By Eric Roston
It’s a number with a name its inventors concede is baffling. But it may also be, as many in the field have called it, the most important number you’ve never heard of. The “social cost of carbon,” or SCC, was created to show policy makers the gap between the market price of fossil fuels and the cost of the environmental damage they cause. The Trump administration all but ignored climate accounting in its regulations, but President Joe Biden has ordered his staff to move promptly to calculate new social cost estimates for CO₂, plus nitrous oxide and methane.
1. What is the social cost of carbon?
It’s a tool used in federal benefit-cost analysis to account for the damage greenhouse gas pollution inflicts on society, whether it comes in the form of deadly heat waves, water shortages or disappearing crops or animals. One of its champions, Michael Greenstone, says it can also be regarded as “the benefit, in money terms, of reducing carbon emissions.” Those benefits can justify regulations that make polluting activities more expensive. To distinguish among the effects of the greenhouse gases, the SCC in recent years has fractured into separate “social costs” of CO₂, methane and nitrous oxide.

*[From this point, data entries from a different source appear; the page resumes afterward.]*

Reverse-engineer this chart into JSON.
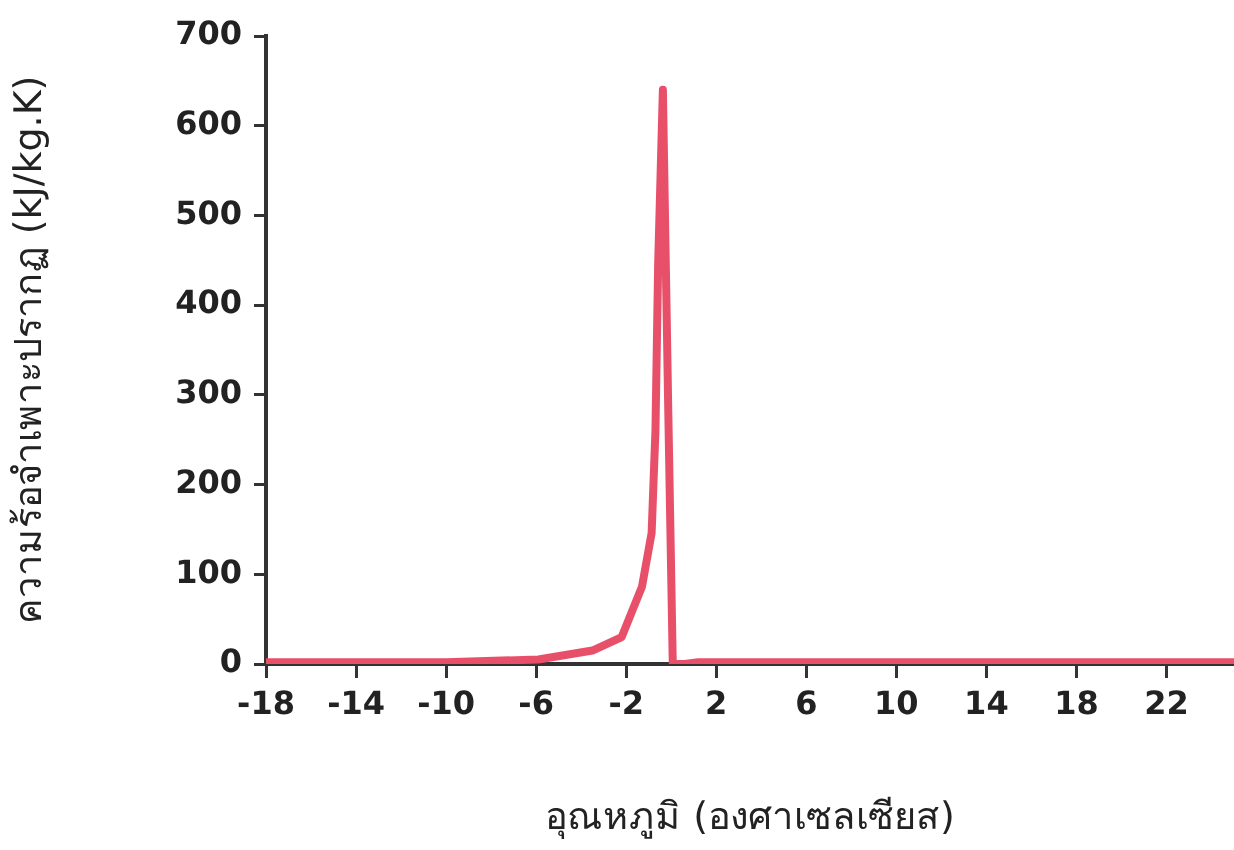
{
  "chart_data": {
    "type": "line",
    "xlabel": "อุณหภูมิ (องศาเซลเซียส)",
    "ylabel": "ความร้อจำเพาะปรากฏ (kJ/kg.K)",
    "xlim": [
      -18,
      25
    ],
    "xticks": [
      -18,
      -14,
      -10,
      -6,
      -2,
      2,
      6,
      10,
      14,
      18,
      22
    ],
    "ylim": [
      0,
      700
    ],
    "yticks": [
      0,
      100,
      200,
      300,
      400,
      500,
      600,
      700
    ],
    "grid": false,
    "legend": false,
    "marker": "none",
    "line_style": "solid",
    "series": [
      {
        "color": "#e8506a",
        "x": [
          -18,
          -10,
          -5.9,
          -3.5,
          -2.2,
          -1.3,
          -0.87,
          -0.7,
          -0.58,
          -0.37,
          -0.14,
          0.07,
          0.6,
          1.2,
          25
        ],
        "values": [
          2,
          2,
          5,
          15,
          30,
          86,
          146,
          260,
          446,
          640,
          296,
          0,
          0,
          2,
          2
        ]
      }
    ]
  }
}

2. Where does the number come from?
A federal court slapped the Department of Transportation in 2008 for failing to account for the benefits of cutting carbon-dioxide emissions. In the early years of the Obama administration, Greenstone, now the Milton Friedman Distinguished Service Professor in Economics at the University of Chicago, and Cass Sunstein, a law professor at Harvard University then working at the White House, led a team that developed a formula that agencies could use to factor in the benefit of avoiding emissions when pricing out a new policy. Social-cost estimates can also help inform legislation dealing with carbon pricing, such as taxes or cap-and-trade programs, although legislators tend to take into account other economic and political factors as well.